Diehl focuses mostly on Ukraine and the political power struggle occurring between Ukrainian President Viktor Yushchenko and Viktor Yanukovich, Yushchenko’s rival for the presidency and future prime minter of Ukraine. Yanukovich, who will have equal or greater power than Yushchenko as prime minister, is seen as a threat to Western interests and a pawn of Russia. Yet he won his March 2006 parliamentary election fairly, and has tried to form a coalition government with Yushchenko.
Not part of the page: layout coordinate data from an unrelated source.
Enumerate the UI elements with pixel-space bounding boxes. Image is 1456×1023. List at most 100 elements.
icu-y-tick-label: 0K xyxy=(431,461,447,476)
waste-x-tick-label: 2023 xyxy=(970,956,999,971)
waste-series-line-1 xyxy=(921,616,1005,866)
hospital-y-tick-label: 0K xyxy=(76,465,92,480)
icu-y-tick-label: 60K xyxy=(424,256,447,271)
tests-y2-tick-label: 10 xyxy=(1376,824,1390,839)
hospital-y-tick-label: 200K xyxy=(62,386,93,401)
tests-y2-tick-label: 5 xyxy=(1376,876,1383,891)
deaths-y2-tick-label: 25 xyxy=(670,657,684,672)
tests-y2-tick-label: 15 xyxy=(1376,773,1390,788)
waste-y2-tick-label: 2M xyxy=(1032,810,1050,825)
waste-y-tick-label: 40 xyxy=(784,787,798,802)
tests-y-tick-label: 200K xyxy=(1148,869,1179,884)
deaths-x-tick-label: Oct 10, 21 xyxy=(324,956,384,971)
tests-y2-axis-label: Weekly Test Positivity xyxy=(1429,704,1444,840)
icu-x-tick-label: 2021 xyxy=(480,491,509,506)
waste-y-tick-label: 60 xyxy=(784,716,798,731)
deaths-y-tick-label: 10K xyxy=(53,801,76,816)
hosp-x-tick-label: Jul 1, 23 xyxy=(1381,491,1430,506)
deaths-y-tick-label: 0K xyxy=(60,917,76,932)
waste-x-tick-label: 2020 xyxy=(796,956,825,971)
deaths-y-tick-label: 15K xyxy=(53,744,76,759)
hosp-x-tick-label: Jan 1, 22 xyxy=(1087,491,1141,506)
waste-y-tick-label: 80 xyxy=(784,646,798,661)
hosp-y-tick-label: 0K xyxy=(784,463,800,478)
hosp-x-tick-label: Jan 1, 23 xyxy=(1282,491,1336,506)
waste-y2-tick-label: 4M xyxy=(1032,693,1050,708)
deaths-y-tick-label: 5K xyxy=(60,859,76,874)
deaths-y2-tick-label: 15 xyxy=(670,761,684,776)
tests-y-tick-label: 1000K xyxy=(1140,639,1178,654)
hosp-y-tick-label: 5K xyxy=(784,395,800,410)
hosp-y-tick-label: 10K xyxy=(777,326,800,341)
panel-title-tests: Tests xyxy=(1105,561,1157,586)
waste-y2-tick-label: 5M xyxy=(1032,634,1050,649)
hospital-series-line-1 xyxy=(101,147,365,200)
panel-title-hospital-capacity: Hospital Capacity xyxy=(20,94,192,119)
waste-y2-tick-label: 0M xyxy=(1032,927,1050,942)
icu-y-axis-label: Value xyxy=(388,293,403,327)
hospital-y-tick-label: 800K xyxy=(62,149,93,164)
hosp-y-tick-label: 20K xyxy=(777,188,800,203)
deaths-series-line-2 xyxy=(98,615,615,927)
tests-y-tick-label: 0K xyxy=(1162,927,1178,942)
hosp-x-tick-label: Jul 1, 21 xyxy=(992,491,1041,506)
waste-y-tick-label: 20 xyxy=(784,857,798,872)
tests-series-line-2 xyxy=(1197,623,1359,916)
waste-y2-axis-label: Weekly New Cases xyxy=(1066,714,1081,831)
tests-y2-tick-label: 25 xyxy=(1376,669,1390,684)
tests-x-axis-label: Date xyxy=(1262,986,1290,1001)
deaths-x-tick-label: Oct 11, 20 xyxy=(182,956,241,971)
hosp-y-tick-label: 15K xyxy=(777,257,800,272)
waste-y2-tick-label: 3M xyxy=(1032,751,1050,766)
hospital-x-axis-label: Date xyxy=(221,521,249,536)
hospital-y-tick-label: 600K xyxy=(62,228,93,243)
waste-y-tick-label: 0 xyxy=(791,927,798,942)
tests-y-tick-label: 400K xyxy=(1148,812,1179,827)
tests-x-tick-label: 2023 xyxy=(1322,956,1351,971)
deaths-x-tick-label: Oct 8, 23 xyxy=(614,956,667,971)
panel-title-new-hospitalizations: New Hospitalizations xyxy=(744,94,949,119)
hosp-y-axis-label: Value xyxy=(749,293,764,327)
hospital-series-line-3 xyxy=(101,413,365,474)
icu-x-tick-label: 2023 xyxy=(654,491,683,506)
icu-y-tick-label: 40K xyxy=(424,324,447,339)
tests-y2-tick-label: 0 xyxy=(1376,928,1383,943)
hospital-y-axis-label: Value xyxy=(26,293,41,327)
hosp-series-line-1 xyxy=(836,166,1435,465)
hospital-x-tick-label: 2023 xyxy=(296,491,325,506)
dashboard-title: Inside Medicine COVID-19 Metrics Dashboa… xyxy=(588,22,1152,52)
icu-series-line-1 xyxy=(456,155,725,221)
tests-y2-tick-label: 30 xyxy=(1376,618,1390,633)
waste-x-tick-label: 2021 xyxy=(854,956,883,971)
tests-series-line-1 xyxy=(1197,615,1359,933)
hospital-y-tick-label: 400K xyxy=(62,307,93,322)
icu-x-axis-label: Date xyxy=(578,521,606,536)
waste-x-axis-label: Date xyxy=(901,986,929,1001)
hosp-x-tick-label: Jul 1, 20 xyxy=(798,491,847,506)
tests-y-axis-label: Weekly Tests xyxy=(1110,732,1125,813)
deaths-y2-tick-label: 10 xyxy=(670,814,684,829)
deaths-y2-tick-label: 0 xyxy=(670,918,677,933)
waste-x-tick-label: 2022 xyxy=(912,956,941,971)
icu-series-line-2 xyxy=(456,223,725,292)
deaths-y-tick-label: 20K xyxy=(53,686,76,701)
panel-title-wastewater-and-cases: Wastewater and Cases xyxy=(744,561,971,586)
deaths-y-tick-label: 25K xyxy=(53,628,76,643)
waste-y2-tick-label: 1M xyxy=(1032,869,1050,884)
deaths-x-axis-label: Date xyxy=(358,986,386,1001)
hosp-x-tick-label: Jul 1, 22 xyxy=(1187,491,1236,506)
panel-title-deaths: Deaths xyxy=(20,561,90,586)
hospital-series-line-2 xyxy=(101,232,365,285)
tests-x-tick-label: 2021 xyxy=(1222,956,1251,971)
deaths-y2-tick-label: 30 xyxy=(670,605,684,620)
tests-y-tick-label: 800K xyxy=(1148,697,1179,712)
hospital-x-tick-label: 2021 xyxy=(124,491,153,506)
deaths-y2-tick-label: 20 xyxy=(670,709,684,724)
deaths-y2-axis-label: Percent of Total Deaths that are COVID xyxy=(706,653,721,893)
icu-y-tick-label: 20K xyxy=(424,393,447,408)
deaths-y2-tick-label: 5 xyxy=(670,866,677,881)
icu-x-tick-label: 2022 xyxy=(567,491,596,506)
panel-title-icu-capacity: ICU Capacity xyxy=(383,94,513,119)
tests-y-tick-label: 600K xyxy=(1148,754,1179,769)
“For Bush, the question is: Should the United States accept a democratic Ukrainian government that turns its back on the West, or encourage its allies to twist the political system to prevent that outcome?,” Diehl wrote. “Was the Orange Revolution about installing democracy or shifting Ukraine from Moscow's orbit to that of Washington and Brussels? … The Bush administration has been working for months to keep Yanukovich out of power.” A few weeks ago it urged Yushchenko not to seal a pact he was about to make with his pro-Russian rival. But by the end of last week, officials were saying that Bush had decided to accept any democratic outcome in Ukraine -- including a government that rejects the West -- as long as that government preserves free elections and free markets.
Between the power struggle in Ukraine and the fighting between Israel and Hezbollah in Lebanon, the democratic achievements could be lost, said Diehl. These crises are stark evidence that the color revolutions in 2004 and 2005 were the beginning, not the end, of democratic reform, and the successful continuation of this reform will depend on the choices the Bush administration makes.